Diagnosa banding Diagnosa banding yang sering adalah : 1. Pneumonia 2. Abses paru 3. Tumor paru, mediastinum maupun pleura 4. Kista hidatid 5. Kolaps paru parsial. Penatalaksanaan 1. Pengambilan nanah a. Closed drainage-tube thoracostomy-water seal drainage (WSD) Indikasi : Nanah sangat kental dan sukar diaspirasi Nanah terus terbentuk setelah 2 minggu Terjadi piopneumotoraks b. Drainase terbuka (Open drainage) Indikasi : Dikerjakan pada empiema kronis akibat pengobatan yang terlambat atau tidak adekuat. 2. Antibiotika Antibiotika harus segera diberikan begitu diagnosa ditegakkan dan dosisnya harus adekuat. Pemilihan antibiotika didasarkan pada hasil pengecatan Gram dari hapusan nanah. Pengobatan selanjutnya tergantung pada hasil kultur dan

sensitivitasnya. Metronidazole dapat ditambahkan untuk organisme gram negatif anaerob yang menghasilkan b-laktamase. Sefalosporin generasi kedua seperti cefoxitin sangat potensial terhadap gram negatif yang menghasilkan b-laktamase. 3. Penutupan rongga empiema a. Dekortikasi Drain tidak berjalan dengan baik karena banyak kantung-kantung Letak empiema sukar dicapai dengan drain Empiema totalis yang mengalami organisasi pada pleura visceralis. b. Torakoplasti Jika empiema tidak mau sembuh karena adanya fistula bronkopleural. 4. Pengobatan kausal Misalnya abses subfrenik dengan drainase subdiafragmatika, terapi spesifik pada amubiasis, tuberkulosis, aktinomikosis dan sebagainya. Komplikasi Komplikasi yang sering terjadi adalah : 1. Fibrosis pleura 2. Kolaps paru akibat penekanan cairan pada paru-paru 3. Panyakit paru restriktif 4. Pergeseran organ-organ mediastinum 5. Piopneumotoraks

Prognosis Prognosis dipengaruhi oleh umur, panyakit dasarnya dari pengobatan permulaan yang adekuat. Angka kematian meningkat pada umur tua, penyakit dasar yang berat dan pengobatan yang terlambat.

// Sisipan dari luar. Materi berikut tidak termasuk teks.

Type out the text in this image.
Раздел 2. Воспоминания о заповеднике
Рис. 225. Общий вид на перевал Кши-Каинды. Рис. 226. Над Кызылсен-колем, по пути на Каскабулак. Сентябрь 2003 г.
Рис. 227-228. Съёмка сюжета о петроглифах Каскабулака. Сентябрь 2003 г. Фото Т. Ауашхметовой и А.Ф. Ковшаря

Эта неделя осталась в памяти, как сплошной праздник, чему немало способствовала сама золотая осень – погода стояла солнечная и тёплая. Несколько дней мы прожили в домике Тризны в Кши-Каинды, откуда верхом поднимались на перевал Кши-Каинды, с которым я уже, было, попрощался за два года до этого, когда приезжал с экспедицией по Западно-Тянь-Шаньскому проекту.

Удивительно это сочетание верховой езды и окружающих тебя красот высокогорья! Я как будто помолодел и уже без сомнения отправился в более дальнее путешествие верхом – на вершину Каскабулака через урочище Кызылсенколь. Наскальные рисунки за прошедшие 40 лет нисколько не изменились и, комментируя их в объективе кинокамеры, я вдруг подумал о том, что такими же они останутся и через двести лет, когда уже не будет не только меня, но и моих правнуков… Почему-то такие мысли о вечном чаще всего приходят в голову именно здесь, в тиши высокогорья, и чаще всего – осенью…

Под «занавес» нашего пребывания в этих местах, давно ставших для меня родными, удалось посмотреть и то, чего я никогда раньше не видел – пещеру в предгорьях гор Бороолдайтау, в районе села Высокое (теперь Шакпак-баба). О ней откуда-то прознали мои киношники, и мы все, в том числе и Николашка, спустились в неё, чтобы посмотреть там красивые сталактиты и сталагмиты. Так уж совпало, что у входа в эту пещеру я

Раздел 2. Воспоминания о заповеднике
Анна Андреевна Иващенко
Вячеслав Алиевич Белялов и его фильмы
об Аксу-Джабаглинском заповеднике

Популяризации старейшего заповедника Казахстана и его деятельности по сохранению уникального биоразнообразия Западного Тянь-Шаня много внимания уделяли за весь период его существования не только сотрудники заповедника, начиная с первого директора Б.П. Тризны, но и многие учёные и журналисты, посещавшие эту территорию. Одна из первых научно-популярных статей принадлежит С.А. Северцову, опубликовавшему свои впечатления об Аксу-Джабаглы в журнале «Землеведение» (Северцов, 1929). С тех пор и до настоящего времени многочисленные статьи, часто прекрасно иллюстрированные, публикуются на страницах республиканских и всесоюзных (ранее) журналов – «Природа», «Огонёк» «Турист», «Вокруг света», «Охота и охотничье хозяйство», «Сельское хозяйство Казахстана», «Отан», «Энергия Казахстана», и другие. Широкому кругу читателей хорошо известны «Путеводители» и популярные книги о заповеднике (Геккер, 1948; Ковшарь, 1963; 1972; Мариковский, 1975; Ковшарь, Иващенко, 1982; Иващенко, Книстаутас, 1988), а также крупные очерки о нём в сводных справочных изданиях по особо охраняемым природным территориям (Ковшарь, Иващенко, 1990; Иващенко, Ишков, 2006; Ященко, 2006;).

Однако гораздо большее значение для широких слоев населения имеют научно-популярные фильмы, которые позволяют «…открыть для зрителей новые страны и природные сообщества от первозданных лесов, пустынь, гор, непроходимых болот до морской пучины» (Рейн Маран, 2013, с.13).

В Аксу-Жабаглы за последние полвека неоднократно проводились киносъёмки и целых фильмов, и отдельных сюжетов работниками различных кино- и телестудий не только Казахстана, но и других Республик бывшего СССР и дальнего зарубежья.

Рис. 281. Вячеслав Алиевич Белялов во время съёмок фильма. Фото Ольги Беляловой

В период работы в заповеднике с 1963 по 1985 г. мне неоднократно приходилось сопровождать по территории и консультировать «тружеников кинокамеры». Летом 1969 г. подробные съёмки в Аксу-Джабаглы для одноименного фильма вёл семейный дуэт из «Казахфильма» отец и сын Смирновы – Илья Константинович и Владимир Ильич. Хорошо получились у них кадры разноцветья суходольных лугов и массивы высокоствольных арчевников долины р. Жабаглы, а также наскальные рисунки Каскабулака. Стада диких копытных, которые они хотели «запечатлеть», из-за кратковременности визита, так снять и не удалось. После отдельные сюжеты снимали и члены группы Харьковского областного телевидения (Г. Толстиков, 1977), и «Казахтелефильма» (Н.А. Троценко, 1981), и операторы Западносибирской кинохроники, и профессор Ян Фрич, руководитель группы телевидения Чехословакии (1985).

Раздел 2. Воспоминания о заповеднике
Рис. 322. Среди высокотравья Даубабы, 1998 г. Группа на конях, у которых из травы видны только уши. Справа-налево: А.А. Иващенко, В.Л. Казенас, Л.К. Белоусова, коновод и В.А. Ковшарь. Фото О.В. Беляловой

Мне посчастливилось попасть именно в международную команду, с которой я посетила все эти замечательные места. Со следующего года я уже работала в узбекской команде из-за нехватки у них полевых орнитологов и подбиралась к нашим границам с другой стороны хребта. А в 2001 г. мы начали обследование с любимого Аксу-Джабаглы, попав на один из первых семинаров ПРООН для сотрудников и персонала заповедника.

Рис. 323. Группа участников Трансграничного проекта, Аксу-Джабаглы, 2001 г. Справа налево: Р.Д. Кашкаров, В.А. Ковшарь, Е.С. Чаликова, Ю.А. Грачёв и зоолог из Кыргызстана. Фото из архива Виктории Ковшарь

DAFTAR PUSTAKA 1. Light WR. Pleural Diseases, 3rd Edition, University of California, 1999. 2. Tierney LM. Medical Diagnosis and Treatment 1998, 37th Edition, Copyright 1998 by Appleton & Lange, PO Box 120041, Stamford. 3. Seaton A. Crofton and Douglass Respiratiry Diseases, 5th Edition, Volume II, by Blackwell Science Ltd, Osney Mead, Okford copyright2000. 4. Sarwono Waspadji : Ilmu Penyakit Dalam, Jilid II, Edisi Ketiga, Balai Penerbit FKUI, Jakarta, 1996. 5. Amin M. Alsagaff H. Saleh T. Ilmu Penyakit Paru, Airlangga University Press 1998.